Marjorie Kaplan, president-general manager of Animal Planet, described the current Animal Planet as being more of a mind-set than a network. "People do not watch the TV network because they have pets. People like Animal Planet because they like TV," she said. "So from an advertising standpoint, we want to make sure we retain our base advertisers and still become a broad entertainment destination."
New angles on animals
The network has hit ratings strides in recent months with shows that appeal to a broader adult 25- to 54-year-old audience, including "Groomer Has It," a "Project Runway" competition for dog groomers; "Meerkat Manor," a dramatized docu-series about a family of meerkats in the Kalahari Desert; and the new "Living With the Wolfman," a series about a wolf expert who eats, sleeps and lives with wolves in England. "Wolfman" helped the network achieve a 26% increase in prime-time viewers for the week of Oct. 20, and a 31% boost in total viewers aged 2 and older.
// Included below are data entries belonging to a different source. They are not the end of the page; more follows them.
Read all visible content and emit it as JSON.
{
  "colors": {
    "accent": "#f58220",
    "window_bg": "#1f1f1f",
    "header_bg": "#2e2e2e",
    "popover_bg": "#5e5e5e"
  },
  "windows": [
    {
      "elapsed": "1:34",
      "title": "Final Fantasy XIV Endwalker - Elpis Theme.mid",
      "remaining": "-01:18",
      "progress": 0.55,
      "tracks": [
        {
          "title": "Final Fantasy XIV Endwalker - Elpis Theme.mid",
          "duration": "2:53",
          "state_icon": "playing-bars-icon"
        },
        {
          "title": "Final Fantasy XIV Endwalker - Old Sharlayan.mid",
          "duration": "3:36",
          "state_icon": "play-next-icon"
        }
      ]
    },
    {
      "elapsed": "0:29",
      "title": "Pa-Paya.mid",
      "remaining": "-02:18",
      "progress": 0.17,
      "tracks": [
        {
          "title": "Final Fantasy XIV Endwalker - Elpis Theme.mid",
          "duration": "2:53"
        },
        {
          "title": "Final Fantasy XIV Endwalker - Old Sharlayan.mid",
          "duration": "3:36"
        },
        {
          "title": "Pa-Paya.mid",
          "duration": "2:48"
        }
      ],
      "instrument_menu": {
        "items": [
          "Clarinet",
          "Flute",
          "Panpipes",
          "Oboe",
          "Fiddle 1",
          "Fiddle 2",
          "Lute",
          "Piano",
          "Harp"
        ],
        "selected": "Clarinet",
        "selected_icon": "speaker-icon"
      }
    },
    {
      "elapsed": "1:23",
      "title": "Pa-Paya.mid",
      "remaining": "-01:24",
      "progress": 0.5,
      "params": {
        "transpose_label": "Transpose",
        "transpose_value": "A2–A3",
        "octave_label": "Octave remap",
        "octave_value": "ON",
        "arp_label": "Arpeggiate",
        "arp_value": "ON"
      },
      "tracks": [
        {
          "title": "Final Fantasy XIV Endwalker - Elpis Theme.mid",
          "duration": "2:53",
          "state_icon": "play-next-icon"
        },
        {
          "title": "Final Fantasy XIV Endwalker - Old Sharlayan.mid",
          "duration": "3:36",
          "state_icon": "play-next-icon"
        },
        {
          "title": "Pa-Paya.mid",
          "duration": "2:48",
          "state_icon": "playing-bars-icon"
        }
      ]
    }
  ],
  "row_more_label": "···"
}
As the programming becomes younger and more diverse, veering away from its standard pet tricks and pet owners' fare, so do the advertisers. In an effort to boost its commercial ratings, which measure how many viewers stay tuned to the network during commercial breaks, Animal Planet has been partnering with non-endemic advertisers such as Pizza Hut, Honda and Mattel for branded commercial vignettes to keep viewers engaged. In some cases, entire weeks of programming have been sponsored by advertisers; for example, insurer Geico sponsored Reptile Week and featured its gecko spokescreature leaning against the week's logo.
In addition to vignettes, Animal Planet has been making frequent use of the lower-third portion of the screen during programming to make sponsored plugs wherever it doesn't make sense for sponsors to be integrated into the actual program. For last season's "Meerkat Manor," Honda featured an animated graphic of meerkats driving its Odyssey vehicle across the bottom of the screen.
Integrations get in the kennel
As for integrations, Animal Planet's new reality TV-based programming direction has presented new opportunities for advertisers to get involved in the programming itself. Sharon O'Sullivan, Animal Planet's senior VP-ad sales, said the second season of "Groomer Has It" will have four new advertisers tied to it, while the annual AKC/Eukanaba National Dog Championship will bring Chase Bank on board this year to present its Top 3 Dogs to Watch.
Some of Animal Planet's non-endemic ad deals have even emerged from corporate philanthropy. The Clorox Co. recently teamed up with the network for the upcoming special "The Vanishing Frog," airing Nov. 20 and hosted by frequent network personality Jeff Corwin. Ellen Liu, Clorox's media director, said the special emerged from Clorox's existing efforts to use its bleach to disinfect tools used to help prevent the spread of a deadly pollutant among frogs, the chytrid fungus.
"It was less of a branding play and more of a cause play," Ms. Liu said. "We approached them and said: 'Hey, we've got this really amazing thing going -- it's a great fit for the network, great for the brand. We know Jeff Corwin, and this is a real passion project for him. Can we put this together?'"
The new strategy appears to be paying off, as the network is on track to outpace its ad revenue over 2007 by double digits. According to TNS Media Intelligence, Animal Planet grossed $223.6 million in ad revenue in 2007, with an additional $135.9 million already logged for the first seven months of 2008.
Advertisers adopting more pets
If this year's Super Bowl was any indication, advertisers will continue to get more animal-friendly. Ms. O'Sullivan said 30% of the ads in this year's game featured animals, a good sign that ads will be more appealing to Animal Planet's audience, which consists of 70% pet owners.
Added Ms. Kaplan, "In our environment, we know people like to see animals. Whether they learn anything about their brand from that is to be determined," she said.